Summary: What made David’s men so mighty? They were Close, Committed, and Courageous! Let’s learn from their example.

The Mighty Men

by Scott R. Bayles, preacher

Church of Christ

Scripture Reading:

The pages of the Old Testament contain some of the most amazing stories you’ll ever read anywhere. Many of those stories revolve around a young shepherd boy who grew up to become King. David was, perhaps, the greatest king Israel would ever know, but he didn’t become great all on his own. Of course, he depended upon God, but he also relied on at least thirty special soldiers for much of his military might. They were known as David’s Mighty Men. And they, themselves, had accomplished some amazing feats.

The three Mighty Men that formed David’s inner circle were Jashobeam, Eleazar, and Shammah. Jashobeam was chief of the captains in David’s army and was famous for slaying eight hundred enemy soldiers "at one time." How he accomplished this feat isn’t disclosed, but that he did speaks volumes of his heroism.

Shammah was also used of the Lord to bring victory. He risked his life to defend a field of lentils and barely. Why would he do that? Because the land belonged to the Lord and was given to Israel to use to His glory. Shammah didn’t want the Philistines to control what belong to the Lord. To defend the land meant to honor God and His covenant.

Eleazar was from the tribe of Benjamin and fought side by side with David against the Philistines. While the rest of the Israelite army was retreating, he and David alone stood their ground. The Bible says that Eleazar fought until his sword was "welded" to his hand. The Lord honored the faith and courage of Eleazar and David by giving them a great victory. It was two men against an entire battalion, yet they were triumphant.

Obviously, it took a very special person to be one of David’s Mighty Men. And yet, today, God wants each one of us to be mighty in His kingdom. This evening I’d like to read a story about three of David’s Mighty Men--three unnamed soldiers--and discover what we can learn from their example of heroism.

2 Samuel 23:13-17 (NASB-u)

Then three of the thirty chief men went down and came to David in the harvest time to the cave of Adullam, while the troop of the Philistines was camping in the valley of Rephaim. [14] David was then in the stronghold, while the garrison of the Philistines was then in Bethlehem. [15] David had a craving and said, "Oh that someone would give me water to drink from the well of Bethlehem which is by the gate!" [16] So the three mighty men broke through the camp of the Philistines, and drew water from the well of Bethlehem which was by the gate, and took it and brought it to David.
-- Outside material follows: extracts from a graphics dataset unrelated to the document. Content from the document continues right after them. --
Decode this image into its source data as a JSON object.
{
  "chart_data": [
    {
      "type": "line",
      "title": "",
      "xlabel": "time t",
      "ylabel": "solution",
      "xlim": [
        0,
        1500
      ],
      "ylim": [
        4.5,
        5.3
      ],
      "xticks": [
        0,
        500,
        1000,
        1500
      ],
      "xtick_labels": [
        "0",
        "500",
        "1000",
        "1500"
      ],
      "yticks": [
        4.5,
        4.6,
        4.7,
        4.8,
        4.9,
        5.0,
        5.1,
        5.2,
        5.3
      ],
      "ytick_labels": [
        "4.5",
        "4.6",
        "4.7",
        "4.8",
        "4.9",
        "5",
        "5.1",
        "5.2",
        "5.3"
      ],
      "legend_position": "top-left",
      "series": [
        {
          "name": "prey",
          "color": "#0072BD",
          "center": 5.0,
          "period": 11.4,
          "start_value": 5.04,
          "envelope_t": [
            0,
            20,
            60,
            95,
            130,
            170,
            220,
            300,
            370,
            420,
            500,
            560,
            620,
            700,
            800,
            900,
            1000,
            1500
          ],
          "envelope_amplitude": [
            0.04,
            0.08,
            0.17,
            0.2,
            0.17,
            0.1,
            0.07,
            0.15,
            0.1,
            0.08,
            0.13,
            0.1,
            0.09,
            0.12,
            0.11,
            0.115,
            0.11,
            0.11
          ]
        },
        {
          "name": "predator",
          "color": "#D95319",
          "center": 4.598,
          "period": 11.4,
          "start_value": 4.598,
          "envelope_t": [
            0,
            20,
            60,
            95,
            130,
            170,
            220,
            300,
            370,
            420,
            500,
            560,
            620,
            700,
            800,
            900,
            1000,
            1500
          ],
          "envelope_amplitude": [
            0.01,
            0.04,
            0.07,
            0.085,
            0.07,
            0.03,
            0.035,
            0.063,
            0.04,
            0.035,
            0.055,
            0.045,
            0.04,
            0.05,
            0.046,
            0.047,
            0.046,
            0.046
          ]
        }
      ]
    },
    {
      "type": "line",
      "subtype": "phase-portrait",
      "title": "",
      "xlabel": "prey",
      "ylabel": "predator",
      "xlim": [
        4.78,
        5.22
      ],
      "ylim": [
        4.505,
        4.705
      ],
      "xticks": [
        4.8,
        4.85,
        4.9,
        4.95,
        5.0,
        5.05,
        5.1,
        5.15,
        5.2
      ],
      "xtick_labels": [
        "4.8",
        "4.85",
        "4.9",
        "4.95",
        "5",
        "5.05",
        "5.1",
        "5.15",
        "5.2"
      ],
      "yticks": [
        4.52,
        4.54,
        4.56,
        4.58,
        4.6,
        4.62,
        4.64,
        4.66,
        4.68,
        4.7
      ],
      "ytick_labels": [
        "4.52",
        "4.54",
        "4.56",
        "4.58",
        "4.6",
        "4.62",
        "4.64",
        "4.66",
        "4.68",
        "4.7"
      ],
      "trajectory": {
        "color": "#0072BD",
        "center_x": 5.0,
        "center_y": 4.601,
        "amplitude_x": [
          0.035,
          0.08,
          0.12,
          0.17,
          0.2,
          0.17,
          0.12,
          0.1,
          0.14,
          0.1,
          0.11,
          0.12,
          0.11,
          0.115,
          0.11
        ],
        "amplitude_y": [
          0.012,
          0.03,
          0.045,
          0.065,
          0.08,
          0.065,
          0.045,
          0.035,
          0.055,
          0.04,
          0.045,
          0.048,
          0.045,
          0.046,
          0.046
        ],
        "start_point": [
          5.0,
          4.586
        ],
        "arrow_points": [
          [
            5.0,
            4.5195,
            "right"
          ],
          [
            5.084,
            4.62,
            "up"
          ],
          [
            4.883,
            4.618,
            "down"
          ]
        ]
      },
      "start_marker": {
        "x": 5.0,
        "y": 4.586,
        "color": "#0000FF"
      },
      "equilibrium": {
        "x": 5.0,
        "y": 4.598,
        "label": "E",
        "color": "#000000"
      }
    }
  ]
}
Nevertheless he would not drink it, but poured it out to the Lord; [17] and he said, "Be it far from me, O Lord, that I should do this. Shall I drink the blood of the men who went in jeopardy of their lives?" Therefore he would not drink it. These things the three mighty men did.

It’s easy to see why these men were known as David’s Mighty Men, isn’t it? But I don’t think they were chosen by David or renowned throughout Israel simply because of their physical might or their prowess with a blade. In Shammah’s case it was his loyalty to God that caused him to risk his life in defense of a barely field. What makes Eleazar’s story so powerful is that he stood his ground beside his king. He was both loyal and brave.

The same can be said of these three men, as well as soldiers of Christ today! So what can we learn from these heroic men? What was it that made them so mighty? What is it that makes a person mighty in God’s kingdom today? Well, first of all, the were mighty because they were...


They were close enough to hear David’s whispered words: [15] David had a craving and said, "Oh that someone would give me water to drink from the well of Bethlehem which is by the gate!"

The fact that David was hiding in a cave near Bethlehem suggests that this event took place shortly after he was made king in Hebron and the Philistines attacked him (2 Sam. 5:17). It was harvest time, which meant there had been no rain and the cisterns were empty. No water was available in the cave, and David thirsted for the water from the well at Bethlehem that he used to drink from when he was a boy. The text suggests that David spoke to himself about the water and never issued any orders on the matter, but these three men were close enough to David to hear his whispers and know his desires.